The U.S. Centers for Disease Control and Prevention (CDC) backed Novavax's (NASDAQ: NVAX) two-dose COVID vaccine as another primary series for adults this week after two years of trials and errors for the biotech company.
The CDC said in a statement that the vaccine will be available to the public in the coming weeks on Tuesday. Novavax's vaccine is the fourth to be authorized by the federal regulator, and will begin distribution and administration as more than 75% of U.S. adults are now fully vaccinated with either Pfizer (NYSE: PFE), Moderna (NASDAQ: MRNA) or Johnson & Johnson (NYSE: JNJ) COVID vaccines, according to CDC data.
This approval completes a two-year journey for Novavax, which was one of the earliest participants in the former Trump administration's program to fast-track the development and authorization of COVID vaccines--known as Operation Warp Speed. While Novavax had a promising start in 2020, the company had trouble scaling its manufacturing, leading the biotech to fall behind vaccine frontrunners like Pfizer and its partner BioNTech (NASDAQ: BNTX) and Moderna (NASDAQ: MRNA).
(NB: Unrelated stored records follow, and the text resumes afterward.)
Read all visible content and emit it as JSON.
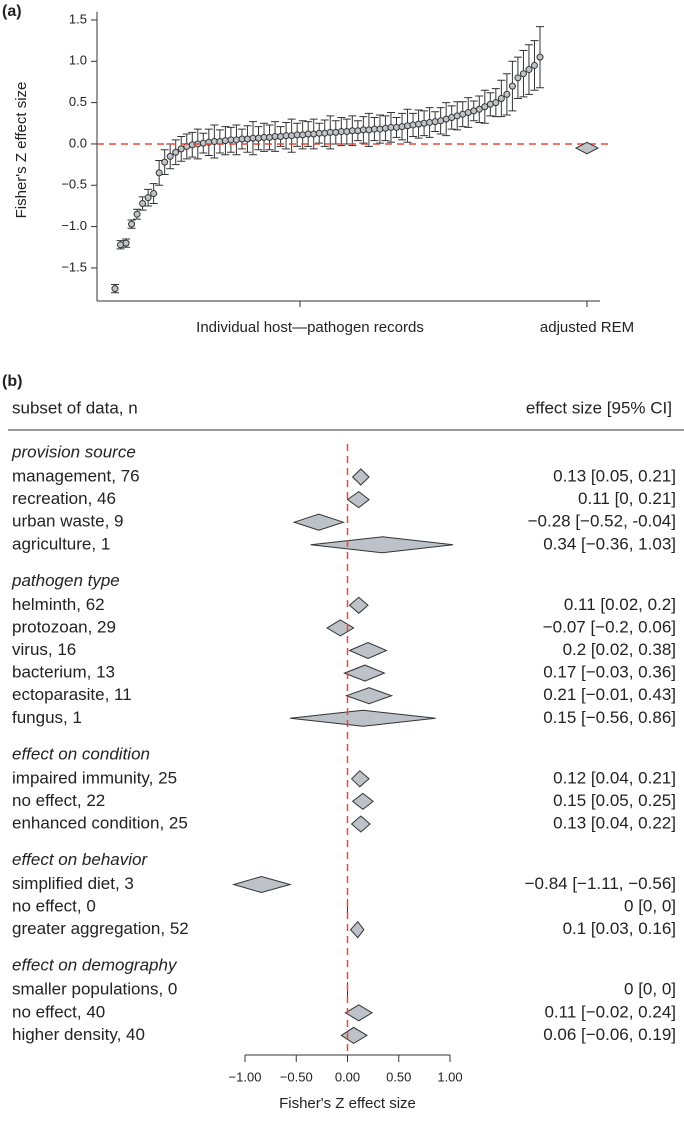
{
  "chart_data": [
    {
      "type": "scatter",
      "panel_label": "(a)",
      "ylabel": "Fisher's Z effect size",
      "xlabel": "Individual host—pathogen records",
      "rem_label": "adjusted REM",
      "ylim": [
        -1.9,
        1.6
      ],
      "yticks": [
        {
          "value": -1.5,
          "label": "−1.5"
        },
        {
          "value": -1,
          "label": "−1.0"
        },
        {
          "value": -0.5,
          "label": "−0.5"
        },
        {
          "value": 0,
          "label": "0.0"
        },
        {
          "value": 0.5,
          "label": "0.5"
        },
        {
          "value": 1,
          "label": "1.0"
        },
        {
          "value": 1.5,
          "label": "1.5"
        }
      ],
      "values": [
        -1.75,
        -1.22,
        -1.2,
        -0.97,
        -0.85,
        -0.72,
        -0.65,
        -0.6,
        -0.35,
        -0.22,
        -0.15,
        -0.1,
        -0.06,
        -0.03,
        -0.01,
        0.0,
        0.01,
        0.02,
        0.03,
        0.03,
        0.04,
        0.05,
        0.05,
        0.06,
        0.06,
        0.07,
        0.07,
        0.08,
        0.08,
        0.09,
        0.09,
        0.1,
        0.1,
        0.11,
        0.11,
        0.12,
        0.12,
        0.13,
        0.13,
        0.14,
        0.14,
        0.15,
        0.15,
        0.16,
        0.16,
        0.17,
        0.17,
        0.18,
        0.18,
        0.19,
        0.2,
        0.2,
        0.21,
        0.22,
        0.23,
        0.24,
        0.25,
        0.26,
        0.27,
        0.28,
        0.3,
        0.32,
        0.34,
        0.36,
        0.38,
        0.4,
        0.42,
        0.45,
        0.48,
        0.5,
        0.55,
        0.6,
        0.7,
        0.8,
        0.85,
        0.9,
        0.95,
        1.05
      ],
      "errors": [
        0.05,
        0.05,
        0.05,
        0.05,
        0.06,
        0.08,
        0.1,
        0.12,
        0.15,
        0.15,
        0.15,
        0.15,
        0.15,
        0.15,
        0.15,
        0.18,
        0.12,
        0.16,
        0.2,
        0.14,
        0.17,
        0.15,
        0.18,
        0.12,
        0.16,
        0.2,
        0.14,
        0.17,
        0.15,
        0.18,
        0.12,
        0.16,
        0.2,
        0.14,
        0.17,
        0.15,
        0.18,
        0.12,
        0.16,
        0.2,
        0.14,
        0.17,
        0.15,
        0.18,
        0.12,
        0.16,
        0.2,
        0.14,
        0.17,
        0.15,
        0.18,
        0.12,
        0.16,
        0.2,
        0.14,
        0.17,
        0.15,
        0.18,
        0.12,
        0.16,
        0.2,
        0.14,
        0.17,
        0.15,
        0.18,
        0.12,
        0.16,
        0.2,
        0.14,
        0.17,
        0.22,
        0.25,
        0.3,
        0.25,
        0.28,
        0.3,
        0.3,
        0.37
      ],
      "rem": {
        "value": -0.05,
        "lo": -0.12,
        "hi": 0.02
      },
      "color": "#bfc4c8",
      "reference_line_color": "#e8483a"
    },
    {
      "type": "forest",
      "panel_label": "(b)",
      "column_headers": [
        "subset of data, n",
        "effect size [95% CI]"
      ],
      "xlabel": "Fisher's Z effect size",
      "xlim": [
        -1,
        1
      ],
      "xticks": [
        {
          "value": -1,
          "label": "−1.00"
        },
        {
          "value": -0.5,
          "label": "−0.50"
        },
        {
          "value": 0,
          "label": "0.00"
        },
        {
          "value": 0.5,
          "label": "0.50"
        },
        {
          "value": 1,
          "label": "1.00"
        }
      ],
      "color": "#bcc2c7",
      "reference_line_color": "#e8483a",
      "groups": [
        {
          "name": "provision source",
          "rows": [
            {
              "label": "management, 76",
              "value": 0.13,
              "lo": 0.05,
              "hi": 0.21,
              "value_label": "0.13 [0.05, 0.21]"
            },
            {
              "label": "recreation, 46",
              "value": 0.11,
              "lo": 0,
              "hi": 0.21,
              "value_label": "0.11 [0, 0.21]"
            },
            {
              "label": "urban waste, 9",
              "value": -0.28,
              "lo": -0.52,
              "hi": -0.04,
              "value_label": "−0.28 [−0.52, -0.04]"
            },
            {
              "label": "agriculture, 1",
              "value": 0.34,
              "lo": -0.36,
              "hi": 1.03,
              "value_label": "0.34 [−0.36, 1.03]"
            }
          ]
        },
        {
          "name": "pathogen type",
          "rows": [
            {
              "label": "helminth, 62",
              "value": 0.11,
              "lo": 0.02,
              "hi": 0.2,
              "value_label": "0.11 [0.02, 0.2]"
            },
            {
              "label": "protozoan, 29",
              "value": -0.07,
              "lo": -0.2,
              "hi": 0.06,
              "value_label": "−0.07 [−0.2, 0.06]"
            },
            {
              "label": "virus, 16",
              "value": 0.2,
              "lo": 0.02,
              "hi": 0.38,
              "value_label": "0.2 [0.02, 0.38]"
            },
            {
              "label": "bacterium, 13",
              "value": 0.17,
              "lo": -0.03,
              "hi": 0.36,
              "value_label": "0.17 [−0.03, 0.36]"
            },
            {
              "label": "ectoparasite, 11",
              "value": 0.21,
              "lo": -0.01,
              "hi": 0.43,
              "value_label": "0.21 [−0.01, 0.43]"
            },
            {
              "label": "fungus, 1",
              "value": 0.15,
              "lo": -0.56,
              "hi": 0.86,
              "value_label": "0.15 [−0.56, 0.86]"
            }
          ]
        },
        {
          "name": "effect on condition",
          "rows": [
            {
              "label": "impaired immunity, 25",
              "value": 0.12,
              "lo": 0.04,
              "hi": 0.21,
              "value_label": "0.12 [0.04, 0.21]"
            },
            {
              "label": "no effect, 22",
              "value": 0.15,
              "lo": 0.05,
              "hi": 0.25,
              "value_label": "0.15 [0.05, 0.25]"
            },
            {
              "label": "enhanced condition, 25",
              "value": 0.13,
              "lo": 0.04,
              "hi": 0.22,
              "value_label": "0.13 [0.04, 0.22]"
            }
          ]
        },
        {
          "name": "effect on behavior",
          "rows": [
            {
              "label": "simplified diet, 3",
              "value": -0.84,
              "lo": -1.11,
              "hi": -0.56,
              "value_label": "−0.84 [−1.11, −0.56]"
            },
            {
              "label": "no effect, 0",
              "value": 0,
              "lo": 0,
              "hi": 0,
              "value_label": "0 [0, 0]"
            },
            {
              "label": "greater aggregation, 52",
              "value": 0.1,
              "lo": 0.03,
              "hi": 0.16,
              "value_label": "0.1 [0.03, 0.16]"
            }
          ]
        },
        {
          "name": "effect on demography",
          "rows": [
            {
              "label": "smaller populations, 0",
              "value": 0,
              "lo": 0,
              "hi": 0,
              "value_label": "0 [0, 0]"
            },
            {
              "label": "no effect, 40",
              "value": 0.11,
              "lo": -0.02,
              "hi": 0.24,
              "value_label": "0.11 [−0.02, 0.24]"
            },
            {
              "label": "higher density, 40",
              "value": 0.06,
              "lo": -0.06,
              "hi": 0.19,
              "value_label": "0.06 [−0.06, 0.19]"
            }
          ]
        }
      ]
    }
  ]
}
Novavax's vaccine was found to be 90% effective at preventing infection and 100% effective at preventing severe disease against the orignal SARS-CoV-2 virus that first emerged in Wuhan, China back in 2019. However, the company has not publish effectiveness data against the now dominant Omicron variant and its subvariants BA.4 and BA.5.
The underlying technology behind the vaccine has been used for more than 30 years in the United States, the CDC said, beginning with the first licensed hepatitis B vaccine. The vaccine uses inactive copies of the virus' spike protein (which is what the virus uses to infect healthy human cells) with the help of an adjuvant that helps the immune system response to the virus in the future.
This technology differs from the newer mRNA platform used by vaccines produced by Pfizer and Moderna. That technology delivers messenger RNA to human cells to create inactive copies of the spike protein to "train" the immune system to later attack an active virus. These two shots are the first mRNA vaccines to receive approval by the U.S. Food and Drug Administration (FDA).